Like any Bostonian worthy of the title, I grew up confusing civic pride with a fanatical devotion to local athletics. Every summer (and with luck, every fall) belonged to Red Sox, and each winter was marked off for the Celtics. This was before Tom Brady made the Patriots into a team that was likewise honored and celebrated, and far before I came to understand hockey enough to give the Bruins their due. So growing up it was all red and green, basketball and baseball, Boston summer and Boston winter.

As a kid (let's say about 8), I was convinced that basketball was an Irish sport.

I know, I know, that seems totally ridiculous, but consider my perspective. The local professional team was called the celtics and featured a winking leprechaun spinning a basketball as the team logo. And my whole mother's family, a long-line of Sullivans stretching back to County Cork, was absolutely smitten with the sport. Family legend proudly recorded that my grandfather, a man of maybe 5' 7" was an absolute terror on the hardwood, and several state basketball trophies around the house attested to this talent.

But the more I learned about basketball, and I learned a lot growing up in Boston, the more I grew suspicious that this game had nothing to do with Ireland. Irish-Americans might love it and cherish it, but that seemed to stem from their American heritage and not the mystical Irish roots I reserved a deep curiosity for. I found Basketball everywhere. Every major city in America had a team, and they were not all named after Irish cultural objects. In fact, none of the rest of them were. The Washington Wizards in particular led me to conclude that a basketball team names did not even have to reference real things.

But no matter. I loved basketball just the same, and possibly even more. For now I knew that anywhere I went in the US, I could play a pick-up game. It felt uniting in a way.

A few years ago, while working alongside some Irish college students working in the States for the summer, I discovered hurling. At first, I thought they were messing with me (which is something they did often). They were talking about a "Hurling Final" in Dublin, and I asked them if that was a test or something academic. They laughed like I was crazy.

Hurling is sport they told me. An Irish sport.

My interest was piqued.

What do you mean an "Irish sport" I asked.

They laughed again.

Its a sport from Ireland they said. Only Irish people play it. It's complicated, but its very old and its very important.

I asked them to explain it to me and they tried. But I became incredibly confused about what the type of field the game was played on, what these "Hurley" bats were, and how you scored. When they continued laughing at me and my struggle, I became certain that this "Hurling" was a thing they made up to tease me.

Not thinking too much of it, we went back to work.

The next day, one of Irish students brought his hurley. It looked like a canoe paddle, narrow up at the handle and broad down at the blade end. He had a ball. He balanced the ball on the hurley and began explaining the game again. I was enchanted. I followed his descriptions closely. With the hurley in hand the game began to take shape in my mind. It seemed thrilling.

The Irish students and I became good friends. When they went back to Ireland, we kept in touch, and they sent me videos of hurling matches.
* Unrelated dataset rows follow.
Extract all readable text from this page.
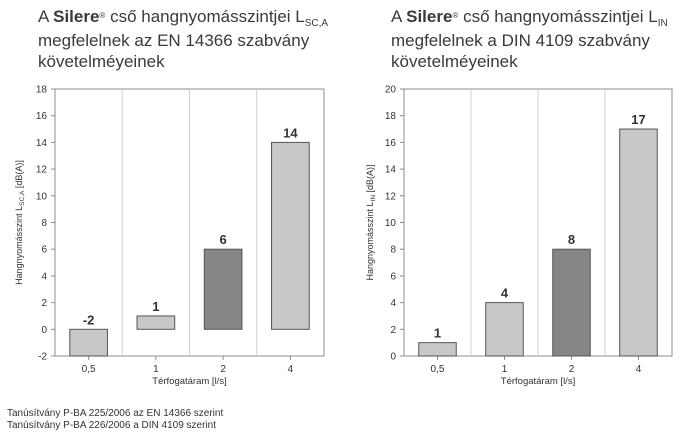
A Silere® cső hangnyomásszintjei $L_{SC,A}$
megfelelnek az EN 14366 szabvány
követelméyeinek
A Silere® cső hangnyomásszintjei $L_{IN}$
megfelelnek a DIN 4109 szabvány
követelméyeinek
-2
0
2
4
6
8
10
12
14
16
18
0,5	1	2	4
-2
1
6
14
Térfogatáram [l/s]
Hangnyomásszint $L_{SC,A}$ [dB(A)]
0
2
4
6
8
10
12
14
16
18
20
0,5	1	2	4
1
4
8
17
Térfogatáram [l/s]
Hangnyomásszint $L_{IN}$ [dB(A)]
Tanúsítvány P-BA 225/2006 az EN 14366 szerint
Tanúsítvány P-BA 226/2006 a DIN 4109 szerint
They were from County Cork, and they maintained that their hurling teams were the best in the Republic of Ireland. They invited me to visit and see these games first hand. But school was beginning again, and I needed my summer cash for books. Some other time I thought.

Now begins the story of that "other time." In collaboration with Colleen Brogan, a filmmaker and generous support from the AT & T New Media Fellowship at the Watson Institute for International Relations, I am preparing for a summer of examining Irish games and what they mean to the Irish. I have my hunches, but as I learned with basketball as a kid, it's best not to assume anything about the origins or meaning of sports, because context can be misleading.